Apple est victime d’une tendance mondiale: la stagnation des ventes de smartphones. Le fait que la société l’admet publiquement est nouveau. Mais les chiffres étaient déjà là. Depuis dix-huit mois, les ventes d’iPhone sont stables: une baisse de 1,2% au premier trimestre fiscal 2018 de la société, suivie d’une hausse de 2,9% et de deux baisses de 0,7 puis 0,5%. Si les revenus ont progressé de 13, 14, 20 puis 28%, c’est grâce à une hausse sensible des prix – faut-il rappeler que le premier prix de l’iPhone XS est 1198 francs?

Lire aussi: Apple parvient à vendre ses iPhone 30% plus cher

Apple soigne ses marges grâce à des prix élevés, mais le marché mondial est difficile. Selon la société de recherche américaine IDC, les ventes totales de smartphones ont baissé de 6% au troisième trimestre. «Cela a été le quatrième trimestre de suite de recul, ce qui pose des questions pour le futur de ce marché», écrivait IDC dans une note. La Chine – qui représente 20% des ventes d’Apple – est montrée du doigt. Selon IDC, le pays absorbe un tiers des ventes globales de smartphones et vient d’enregistrer trois trimestres consécutifs de repli.

Marché saturé

Si les ventes globales baissent, c’est que le marché des smartphones est saturé. Et que les cycles de remplacement s’allongent. Aux Etats-Unis, par exemple, les consommateurs gardent désormais leur téléphone en moyenne 32 mois, contre 25 mois un an plus tôt, selon une étude de la société de recherche NPD. Et la proportion de ceux qui le conservent plus de trois ans est passée de 18 à 22%.

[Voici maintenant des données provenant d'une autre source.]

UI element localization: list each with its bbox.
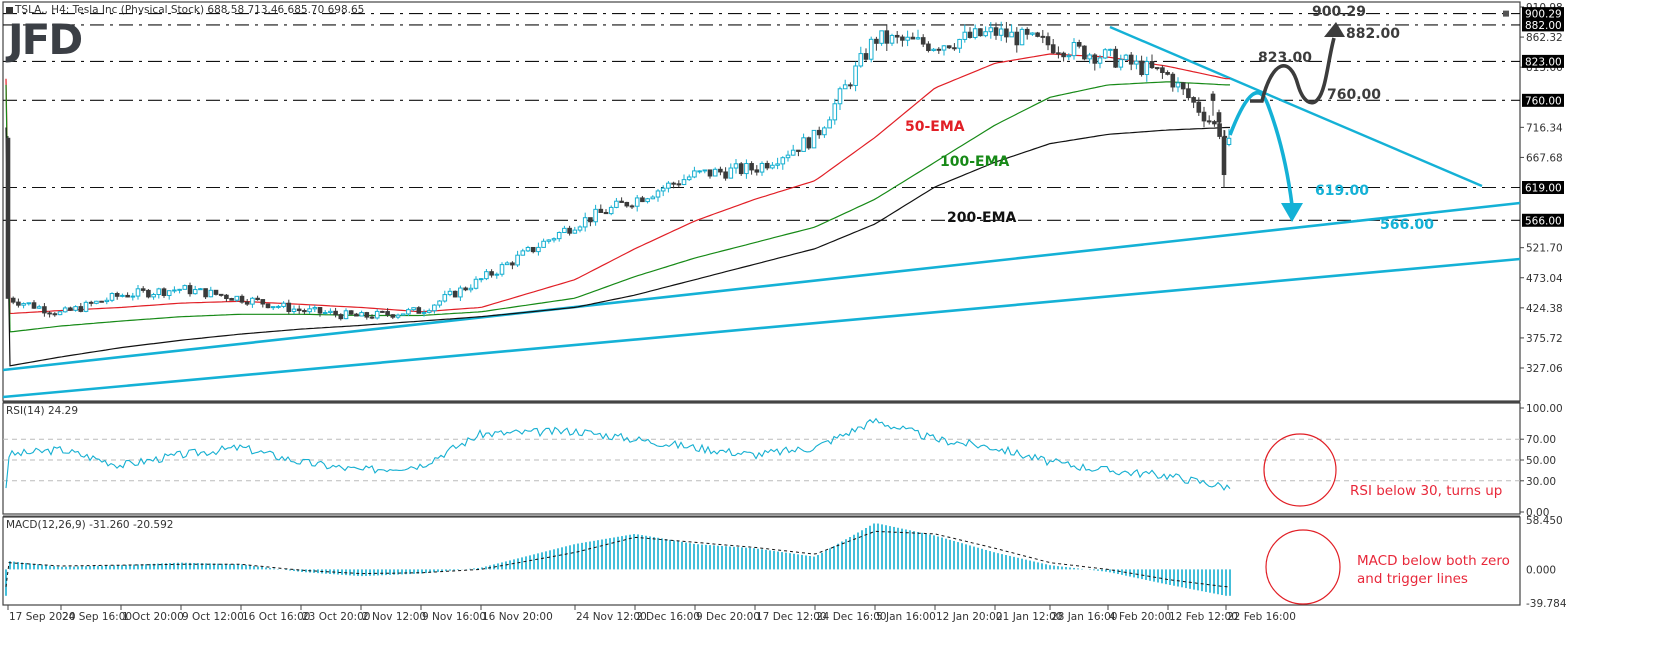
svg-text:21 Jan 12:00: 21 Jan 12:00	[996, 611, 1062, 623]
svg-text:862.32: 862.32	[1526, 32, 1563, 44]
level-566-label: 566.00	[1380, 217, 1434, 233]
svg-text:12 Jan 20:00: 12 Jan 20:00	[936, 611, 1002, 623]
svg-text:375.72: 375.72	[1526, 333, 1563, 345]
svg-text:5 Jan 16:00: 5 Jan 16:00	[876, 611, 936, 623]
svg-text:0.000: 0.000	[1526, 564, 1556, 576]
ema100-label: 100-EMA	[940, 154, 1010, 170]
rsi-highlight-circle	[1263, 433, 1337, 507]
macd-title: MACD(12,26,9) -31.260 -20.592	[6, 519, 173, 531]
svg-text:2 Dec 16:00: 2 Dec 16:00	[636, 611, 700, 623]
ema-lines	[5, 53, 1230, 367]
svg-text:17 Sep 2020: 17 Sep 2020	[9, 611, 76, 623]
svg-text:23 Oct 20:00: 23 Oct 20:00	[302, 611, 370, 623]
price-axis: 910.98862.32813.66716.34667.68521.70473.…	[1503, 2, 1564, 375]
svg-text:716.34: 716.34	[1526, 122, 1563, 134]
jfd-logo: JFD	[5, 15, 83, 64]
svg-text:882.00: 882.00	[1525, 20, 1562, 32]
svg-text:16 Oct 16:00: 16 Oct 16:00	[242, 611, 310, 623]
uptrend-lower-line[interactable]	[2, 257, 1521, 399]
level-900-label: 900.29	[1312, 4, 1366, 20]
bearish-scenario	[1228, 91, 1303, 222]
svg-text:566.00: 566.00	[1525, 215, 1562, 227]
svg-text:2 Nov 12:00: 2 Nov 12:00	[362, 611, 426, 623]
svg-text:4 Feb 20:00: 4 Feb 20:00	[1109, 611, 1171, 623]
macd-panel	[2, 515, 1521, 606]
horizontal-levels	[3, 13, 1520, 221]
svg-text:0.00: 0.00	[1526, 507, 1549, 519]
svg-text:JFD: JFD	[5, 15, 81, 64]
svg-text:667.68: 667.68	[1526, 152, 1563, 164]
svg-text:-39.784: -39.784	[1526, 598, 1567, 610]
svg-text:24 Dec 16:00: 24 Dec 16:00	[816, 611, 887, 623]
svg-text:24 Sep 16:00: 24 Sep 16:00	[62, 611, 132, 623]
svg-text:17 Dec 12:00: 17 Dec 12:00	[756, 611, 827, 623]
svg-text:900.29: 900.29	[1525, 9, 1562, 21]
rsi-panel	[2, 401, 1521, 515]
svg-text:100.00: 100.00	[1526, 403, 1563, 415]
rsi-annotation: RSI below 30, turns up	[1350, 483, 1502, 499]
arrow-down-icon	[1281, 203, 1303, 222]
price-panel	[2, 1, 1521, 402]
svg-text:619.00: 619.00	[1525, 183, 1562, 195]
level-823-label: 823.00	[1258, 50, 1312, 66]
svg-text:823.00: 823.00	[1525, 56, 1562, 68]
svg-text:760.00: 760.00	[1525, 95, 1562, 107]
svg-text:50.00: 50.00	[1526, 455, 1556, 467]
svg-text:22 Feb 16:00: 22 Feb 16:00	[1227, 611, 1296, 623]
level-619-label: 619.00	[1315, 183, 1369, 199]
macd-annotation-line1: MACD below both zero	[1357, 553, 1510, 569]
svg-text:327.06: 327.06	[1526, 363, 1563, 375]
svg-text:58.450: 58.450	[1526, 515, 1563, 527]
macd-histogram	[5, 523, 1231, 596]
chart-handle-icon[interactable]	[6, 7, 13, 14]
svg-text:70.00: 70.00	[1526, 434, 1556, 446]
rsi-title: RSI(14) 24.29	[6, 405, 78, 417]
macd-annotation-line2: and trigger lines	[1357, 571, 1468, 587]
svg-text:9 Dec 20:00: 9 Dec 20:00	[696, 611, 760, 623]
candlesticks	[5, 21, 1232, 321]
ema50-label: 50-EMA	[905, 119, 965, 135]
downtrend-line[interactable]	[1109, 25, 1483, 188]
bullish-scenario	[1250, 22, 1345, 105]
svg-text:9 Nov 16:00: 9 Nov 16:00	[422, 611, 486, 623]
uptrend-upper-line[interactable]	[2, 201, 1521, 372]
svg-text:424.38: 424.38	[1526, 303, 1563, 315]
rsi-line	[5, 417, 1231, 491]
symbol-header: TSLA., H4: Tesla Inc (Physical Stock) 68…	[14, 4, 364, 16]
macd-highlight-circle	[1265, 529, 1341, 605]
level-882-label: 882.00	[1346, 26, 1400, 42]
svg-text:521.70: 521.70	[1526, 243, 1563, 255]
svg-text:9 Oct 12:00: 9 Oct 12:00	[182, 611, 244, 623]
ema200-label: 200-EMA	[947, 210, 1017, 226]
level-760-label: 760.00	[1327, 87, 1381, 103]
svg-text:24 Nov 12:00: 24 Nov 12:00	[576, 611, 647, 623]
svg-text:28 Jan 16:00: 28 Jan 16:00	[1051, 611, 1117, 623]
svg-text:473.04: 473.04	[1526, 273, 1563, 285]
trendlines	[2, 25, 1521, 399]
arrow-up-icon	[1324, 22, 1345, 37]
svg-text:1 Oct 20:00: 1 Oct 20:00	[122, 611, 184, 623]
svg-text:12 Feb 12:00: 12 Feb 12:00	[1169, 611, 1238, 623]
svg-text:16 Nov 20:00: 16 Nov 20:00	[482, 611, 553, 623]
svg-text:30.00: 30.00	[1526, 476, 1556, 488]
rsi-reference-lines	[3, 438, 1520, 482]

Lire aussi: Le marché des tablettes chute depuis quinze trimestres, mais Apple s’en sort

Une tendance similaire se dessine en Suisse. Les gens utilisent leur smartphone plus longtemps, estime Comparis, les 18 à 35 ans le conservant environ deux ans avant de changer. Analyste télécom chez Comparis, Jean-Claude Frick voit trois raisons à cela: «Les smartphones sont de plus en plus chers. De plus, ils sont de si bonne qualité – surtout ceux coûtant plus de 500 francs – qu’il n’est plus nécessaire de les changer tous les ans ou tous les deux ans. Enfin, Swisscom, Sunrise et Salt ne subventionnent plus du tout les appareils. Il y a cinq ans, vous aviez 50% de rabais si vous renouveliez votre contrat. Aujourd’hui, ce n’est plus le cas, car les gens veulent changer de contrat en tout temps.»

Problèmes spécifiques

Apple a en plus un problème que la plupart des autres fabricants de téléphones tournant avec Android (le système de Google) n’ont pas. «Comme les appareils Android haut de gamme, tel le Mate 20 Pro de Huawei, sont moins chers que l’iPhone, leurs propriétaires peuvent en changer plus souvent. Et les utilisateurs d’Android n’ont pas des mises à jour aussi longtemps que ceux qui ont un iPhone, qui du coup le conservent plus de temps», poursuit Jean-Claude Frick. Enfin, le programme d’échange de batteries à coût réduit, lancé par Apple il y a plus d’un an, semble avoir été un succès – mais aucun chiffre à ce sujet n’a été communiqué.

A priori, le marché global des smartphones sera stable en 2019. Car aucune innovation majeure ne semble à même de faire progresser les ventes. L’écran pliable, présenté par Samsung fin 2018, ne sera pas une réalité avant plusieurs mois – et il n’est pas sûr qu’il soit un succès. Les capteurs photos et les fonctions biométriques vont s’améliorer, sans que cela soit révolutionnaire. Il faudra sans doute attendre 2020 et les smartphones 5G pour que le marché progresse de nouveau.